Exercise on encoding, used in the course IDATA2304 Computer networks, NTNU, Campus Ålesund.
The intention for this exercise is to experience different encodings of data. As you have heard in the course - we typically send only ones and zeroes over wires (or wireless signals). This implies that to send any kind of data, we must convert that data to ones and zeroes. In this exercise you will encode a string-message (human-readable) into a bit stream and vice versa.
Note: here we will use a string of bits, for example "10101100" as a string, just for simplicity of readability. In real life you would use much more effective data structures.
The task is to implement functions encode(message) and decode(bits) in the Encoder class. The encoding must be
done according to the protocol described in the Encoder class.
Clone this Git repository, open this folder inside your IDE (IntelliJ, Netbeans or other). This is a Maven project which you have seen previously in other course(s).

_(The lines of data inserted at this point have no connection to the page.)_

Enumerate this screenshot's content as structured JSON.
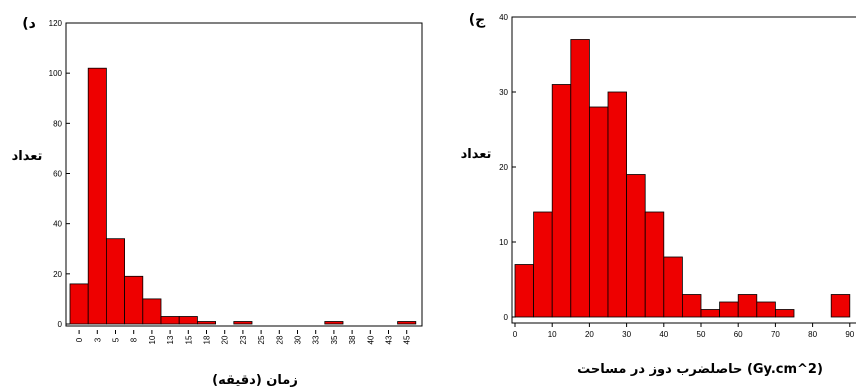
{
  "chart_data": [
    {
      "type": "bar",
      "panel_label": "(د",
      "xlabel": "زمان (دقیقه)",
      "ylabel": "تعداد",
      "ylim": [
        0,
        120
      ],
      "yticks": [
        0,
        20,
        40,
        60,
        80,
        100,
        120
      ],
      "x_tick_labels": [
        "0",
        "3",
        "5",
        "8",
        "10",
        "13",
        "15",
        "18",
        "20",
        "23",
        "25",
        "28",
        "30",
        "33",
        "35",
        "38",
        "40",
        "43",
        "45"
      ],
      "values": [
        16,
        102,
        34,
        19,
        10,
        3,
        3,
        1,
        0,
        1,
        0,
        0,
        0,
        0,
        1,
        0,
        0,
        0,
        1
      ],
      "color": "#ee0000",
      "grid": false
    },
    {
      "type": "bar",
      "panel_label": "(ج",
      "xlabel": "حاصلضرب دوز در مساحت (Gy.cm^2)",
      "ylabel": "تعداد",
      "ylim": [
        0,
        40
      ],
      "yticks": [
        0,
        10,
        20,
        30,
        40
      ],
      "x_tick_labels": [
        "0",
        "10",
        "20",
        "30",
        "40",
        "50",
        "60",
        "70",
        "80",
        "90"
      ],
      "values": [
        7,
        14,
        31,
        37,
        28,
        30,
        19,
        14,
        8,
        3,
        1,
        2,
        3,
        2,
        1,
        0,
        0,
        3
      ],
      "color": "#ee0000",
      "grid": false
    }
  ]
}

The project comes with unit tests. To check whether you have implemented the functions correctly, you can run the tests
locally on your computer. Simply execute mvn test in the terminal (in the project folder), or run the tests from your
IDE. If you use IntelliJ, you can run the tests by right-clicking the src/test/java folder and
choosing Run 'All tests'.
This exercise is also part of a GitHub classroom assignment and contains auto-grading instructions. This means that
whenever you make a commit to the Git repository (master branch) and push it to GitHub, automated grading robot will
check your solution and both you and teachers will see a report - how many of the unit tests passed. To avoid
overspending og free GitHub credits, please, test your solution locally before pushing it to GitHub a hundred times ;).